Mehr als 60 Menschen starben *

Irak kommt nicht zur Ruhe. Eine Anschlagsserie löschte am Donnerstag die Leben von mehr als 60 Menschen aus. Die Opfer der Terrortaten waren vor allem Anhänger des schiitischen Glaubens.

Nach einer neuen Serie von Anschlägen auf Schiiten in Irak zeichnete sich am Donnerstag bei Redaktionsschluss ab, dass die Zahl der Toten die 60 wohl überschreiten würde. Die Gewalttäter hatten ihre Angriffe auf Bagdad und die Gegend um die südlich gelegene Stadt Nasirija konzentriert.

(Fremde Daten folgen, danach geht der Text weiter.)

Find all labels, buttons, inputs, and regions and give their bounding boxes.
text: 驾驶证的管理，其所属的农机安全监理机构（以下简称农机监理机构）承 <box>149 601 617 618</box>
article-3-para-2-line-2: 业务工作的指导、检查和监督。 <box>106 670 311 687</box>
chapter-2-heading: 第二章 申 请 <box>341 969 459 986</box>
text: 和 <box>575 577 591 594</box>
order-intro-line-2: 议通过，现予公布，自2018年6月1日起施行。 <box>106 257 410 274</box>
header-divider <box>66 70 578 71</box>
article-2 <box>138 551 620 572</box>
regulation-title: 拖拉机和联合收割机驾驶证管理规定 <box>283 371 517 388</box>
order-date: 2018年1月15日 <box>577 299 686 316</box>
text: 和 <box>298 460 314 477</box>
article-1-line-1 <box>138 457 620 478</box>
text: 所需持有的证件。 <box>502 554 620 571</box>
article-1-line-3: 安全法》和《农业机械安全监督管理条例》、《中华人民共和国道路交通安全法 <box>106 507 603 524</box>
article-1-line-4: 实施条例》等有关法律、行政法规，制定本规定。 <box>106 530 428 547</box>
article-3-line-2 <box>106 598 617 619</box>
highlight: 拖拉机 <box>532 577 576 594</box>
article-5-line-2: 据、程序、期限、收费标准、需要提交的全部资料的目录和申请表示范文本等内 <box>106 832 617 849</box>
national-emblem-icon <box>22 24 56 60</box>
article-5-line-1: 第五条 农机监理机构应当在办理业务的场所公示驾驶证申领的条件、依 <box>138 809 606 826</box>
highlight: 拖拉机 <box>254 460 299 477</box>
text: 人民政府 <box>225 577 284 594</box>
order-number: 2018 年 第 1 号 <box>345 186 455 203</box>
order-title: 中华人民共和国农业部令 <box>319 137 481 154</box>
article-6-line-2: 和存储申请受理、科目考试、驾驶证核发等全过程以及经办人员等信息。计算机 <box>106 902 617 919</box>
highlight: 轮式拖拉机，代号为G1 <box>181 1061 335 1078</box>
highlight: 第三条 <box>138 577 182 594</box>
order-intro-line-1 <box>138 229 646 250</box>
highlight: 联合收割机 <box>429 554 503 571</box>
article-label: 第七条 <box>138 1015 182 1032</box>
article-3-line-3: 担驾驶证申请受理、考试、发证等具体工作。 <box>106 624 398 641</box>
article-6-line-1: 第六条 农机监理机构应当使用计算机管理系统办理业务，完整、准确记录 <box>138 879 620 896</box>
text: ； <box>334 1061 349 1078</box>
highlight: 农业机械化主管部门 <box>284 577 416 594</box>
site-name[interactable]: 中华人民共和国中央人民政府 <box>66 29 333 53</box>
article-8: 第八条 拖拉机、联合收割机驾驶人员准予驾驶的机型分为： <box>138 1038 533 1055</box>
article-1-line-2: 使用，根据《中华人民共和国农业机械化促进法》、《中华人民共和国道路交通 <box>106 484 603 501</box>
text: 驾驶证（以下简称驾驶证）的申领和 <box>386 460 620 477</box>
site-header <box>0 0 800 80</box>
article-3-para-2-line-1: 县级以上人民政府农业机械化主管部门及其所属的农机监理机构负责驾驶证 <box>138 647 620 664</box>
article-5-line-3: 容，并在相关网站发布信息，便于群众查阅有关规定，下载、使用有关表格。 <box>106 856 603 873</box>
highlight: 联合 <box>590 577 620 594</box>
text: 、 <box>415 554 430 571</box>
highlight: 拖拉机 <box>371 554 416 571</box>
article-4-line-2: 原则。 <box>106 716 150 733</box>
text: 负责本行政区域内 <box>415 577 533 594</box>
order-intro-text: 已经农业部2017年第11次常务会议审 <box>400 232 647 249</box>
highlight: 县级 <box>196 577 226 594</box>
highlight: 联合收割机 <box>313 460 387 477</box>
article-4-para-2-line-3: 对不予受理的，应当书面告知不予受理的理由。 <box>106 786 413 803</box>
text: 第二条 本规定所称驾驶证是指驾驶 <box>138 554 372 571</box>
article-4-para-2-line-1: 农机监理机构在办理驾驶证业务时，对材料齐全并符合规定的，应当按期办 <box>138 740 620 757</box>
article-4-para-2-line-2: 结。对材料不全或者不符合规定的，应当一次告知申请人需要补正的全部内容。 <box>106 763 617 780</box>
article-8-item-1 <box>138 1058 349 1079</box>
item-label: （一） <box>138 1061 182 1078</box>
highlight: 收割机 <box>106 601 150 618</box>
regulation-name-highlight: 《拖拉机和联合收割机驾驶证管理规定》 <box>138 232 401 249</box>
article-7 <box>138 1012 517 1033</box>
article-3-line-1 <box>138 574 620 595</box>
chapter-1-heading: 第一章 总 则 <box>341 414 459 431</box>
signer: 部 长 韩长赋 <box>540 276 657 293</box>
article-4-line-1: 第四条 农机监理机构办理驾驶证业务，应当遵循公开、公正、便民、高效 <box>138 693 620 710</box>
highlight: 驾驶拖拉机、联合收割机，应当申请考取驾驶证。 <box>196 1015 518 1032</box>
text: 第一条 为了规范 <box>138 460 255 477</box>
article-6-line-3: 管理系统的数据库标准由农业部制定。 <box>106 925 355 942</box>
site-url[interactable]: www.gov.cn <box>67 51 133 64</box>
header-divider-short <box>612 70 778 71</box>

In der Hauptstadt trafen die Bombenexplosionen Stadtteile, die vor allem von Schiiten bewohnt werden. So explodierten im Viertel Kadhimija zwei Autobomben: Mindestens 14 Menschen starben, 40 erlitten Verletzungen. Eine Explosion im Stadtteil Sadr City, unweit einer Gruppe von Tagelöhnern, riss sieben Menschen in den Tod und verletzte 20 weitere. Selbst das Krankenhaus, in das Verletzte gebracht wurden, war Ziel des Terrors: Bei der Klinik deponierte Bomben brachten mindestens zwei weiteren Menschen den Tod und verletzten 15. In Batha nahe Nasirija hatte ein Selbstmordattentäter schiitische Pilger zum Ziel gewählt. Mit seinem Sprengstoffgürtel riss er mindestens 45 Menschen in den Tod und verletzte 68 weitere. Die Pilger befanden sich auf dem Weg zum Heiligen Schrein in der Stadt Kerbela, einem der wichtigsten schiitischen Wallfahrtsorte.

Die Anschläge verschärfen die schwere politische Krise, die Irak nach dem Abzug der US-Truppen erlebt und die maßgeblich von Machtkämpfen zwischen Schiiten und Sunniten geprägt ist. Mitte Dezember beschloss die sunnitische Irakija-Fraktion, die neun Minister der Einheitsregierung stellt, einen Boykott von Regierung und Parlament. Ein Richtergremium wiederum erließ Haftbefehl gegen den sunnitischen Vizepräsidenten Tarik al-Haschemi, da seine Leibwächter in Anschläge verwickelt gewesen sein sollen.

Iraks Vizeaußenminister Hussein Amir Abdollahian verurteilte die neuen Anschläge als »Versuch, interreligiöse Zusammenstöße zu provozieren«.